Jim thanked her and she walked them to the door and out on the veranda. Halfway down the walkway Jim turned around, ’By the way Miss Coetzee, were you there - at the party - I mean ’til the end?’

‘No, I wasn’t,’ a blush flecked her smooth skin, ’I had a sixtieth birthday breakfast at ten the next morning. A venue not far from there. Actually, just about ten kilo’s down the road. As soon as I thought everything was running smoothly and under control at the 21st, I made my way there. Shortly after dessert was served, that is. The staff was well trained and they knew what to do. I’ve done that quite a few times before and after, for that matter. Three staff-members stayed on, that was enough to handle the rest of the evening. My nephew, obviously, he was the bartender, and two waiters.’

‘You still have contact with any of the staff of way back then, except your nephew that is?’

‘No, sorry I don’t. Help comes and goes – mostly students.’

‘Can you remember what you’re staff had to say about the party-goers behaviour that evening?’ Latisha wanted to know.

‘What do you mean?’

’Well, the help, what were their impression of the party guests. I mean you must’ve been talking to each other about the events. There was, after all, a murder.’

Trina Coetzee shuffled from her left foot to her right, then back to the left. She scratched the back of her left hand.

‘Well, it’s a long time ago and it’s not my place to tell people how to behave at a party, or even to gossip about it afterwards. But, yes, there were stories amongst the staff and it did reached my ears. As I understood at the time, and as it came out in the trial afterwards as well, they did go a bit wild and a lot of them were drunk.’

‘Anything really bizarre that you can think off? Or just the usual too much to drink and forget you’re manners type of thing?’ Jim asked.

She did the foot-shuffle and hand-scratching again.

‘Well, at the time, or so one of the kitchen workers told me later…well, you know…the murder… and the arrest and so on, she said the guests, mostly students, were so drunk, some of them fell asleep in the main area, others even in the garden. Some couples quite obscenely clothed the next morning, as I understood back then.’

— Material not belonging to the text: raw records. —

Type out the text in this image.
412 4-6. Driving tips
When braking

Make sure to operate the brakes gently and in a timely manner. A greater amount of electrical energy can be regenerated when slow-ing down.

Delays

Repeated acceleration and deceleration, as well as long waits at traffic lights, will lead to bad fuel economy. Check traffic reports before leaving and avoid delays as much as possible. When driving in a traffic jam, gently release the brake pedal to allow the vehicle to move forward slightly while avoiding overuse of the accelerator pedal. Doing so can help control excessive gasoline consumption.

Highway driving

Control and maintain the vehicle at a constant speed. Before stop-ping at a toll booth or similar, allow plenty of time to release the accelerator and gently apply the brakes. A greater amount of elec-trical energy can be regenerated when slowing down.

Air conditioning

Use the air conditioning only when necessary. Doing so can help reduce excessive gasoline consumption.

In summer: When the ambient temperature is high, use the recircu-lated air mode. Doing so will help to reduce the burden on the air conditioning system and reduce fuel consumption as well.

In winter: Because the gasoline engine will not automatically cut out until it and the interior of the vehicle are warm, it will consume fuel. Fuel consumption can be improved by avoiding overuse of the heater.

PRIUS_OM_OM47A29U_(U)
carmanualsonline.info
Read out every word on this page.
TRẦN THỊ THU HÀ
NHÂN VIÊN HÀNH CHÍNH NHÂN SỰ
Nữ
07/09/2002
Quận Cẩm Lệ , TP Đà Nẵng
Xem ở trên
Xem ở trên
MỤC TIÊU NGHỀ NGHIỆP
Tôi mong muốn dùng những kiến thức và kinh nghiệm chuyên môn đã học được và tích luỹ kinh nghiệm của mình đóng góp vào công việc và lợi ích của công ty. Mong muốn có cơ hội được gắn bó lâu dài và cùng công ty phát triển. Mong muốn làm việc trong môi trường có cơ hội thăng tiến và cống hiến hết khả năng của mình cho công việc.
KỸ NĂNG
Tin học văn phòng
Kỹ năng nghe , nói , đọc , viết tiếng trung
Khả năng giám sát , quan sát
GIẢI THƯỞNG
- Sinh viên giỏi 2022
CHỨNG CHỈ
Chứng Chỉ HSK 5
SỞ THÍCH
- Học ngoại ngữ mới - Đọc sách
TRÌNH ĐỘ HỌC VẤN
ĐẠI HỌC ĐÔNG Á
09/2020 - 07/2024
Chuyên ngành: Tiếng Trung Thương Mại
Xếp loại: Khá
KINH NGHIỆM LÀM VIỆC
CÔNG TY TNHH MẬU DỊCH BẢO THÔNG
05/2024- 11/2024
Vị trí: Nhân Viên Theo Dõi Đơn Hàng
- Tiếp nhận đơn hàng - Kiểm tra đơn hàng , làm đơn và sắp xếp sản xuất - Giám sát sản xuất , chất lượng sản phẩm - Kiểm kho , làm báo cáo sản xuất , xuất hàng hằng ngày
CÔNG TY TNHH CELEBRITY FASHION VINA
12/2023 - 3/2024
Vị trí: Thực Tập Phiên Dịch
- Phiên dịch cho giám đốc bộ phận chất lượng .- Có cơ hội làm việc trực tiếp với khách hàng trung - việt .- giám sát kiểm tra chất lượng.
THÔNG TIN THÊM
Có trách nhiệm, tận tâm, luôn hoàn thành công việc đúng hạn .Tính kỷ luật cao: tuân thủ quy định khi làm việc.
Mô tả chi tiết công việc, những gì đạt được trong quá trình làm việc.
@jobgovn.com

Jim stopped in his tracks, ‘Obscenely? What do you mean obscenely?’

A scarlet colour again adorned Trina Coetzee’s face.

‘Well…I suppose young people…hormonal and drunk…some girls were in wild embraces, with open blouses and pulled-up dresses, with…well, some of the young men who had open… eh…trousers and shirts…hands… Hands in inappropriate places, that sort of thing. I haven’t seen it, though. When I got there it was well after eleven. They were all sitting and standing quite quietly and bleak around.’

Jim and Latisha exchanged knowing looks.

‘Thank you again, miss Coetzee, we’ll be in touch if we’ll need anything more from you.’

‘You’re welcome.’ She said but her tone indicated otherwise.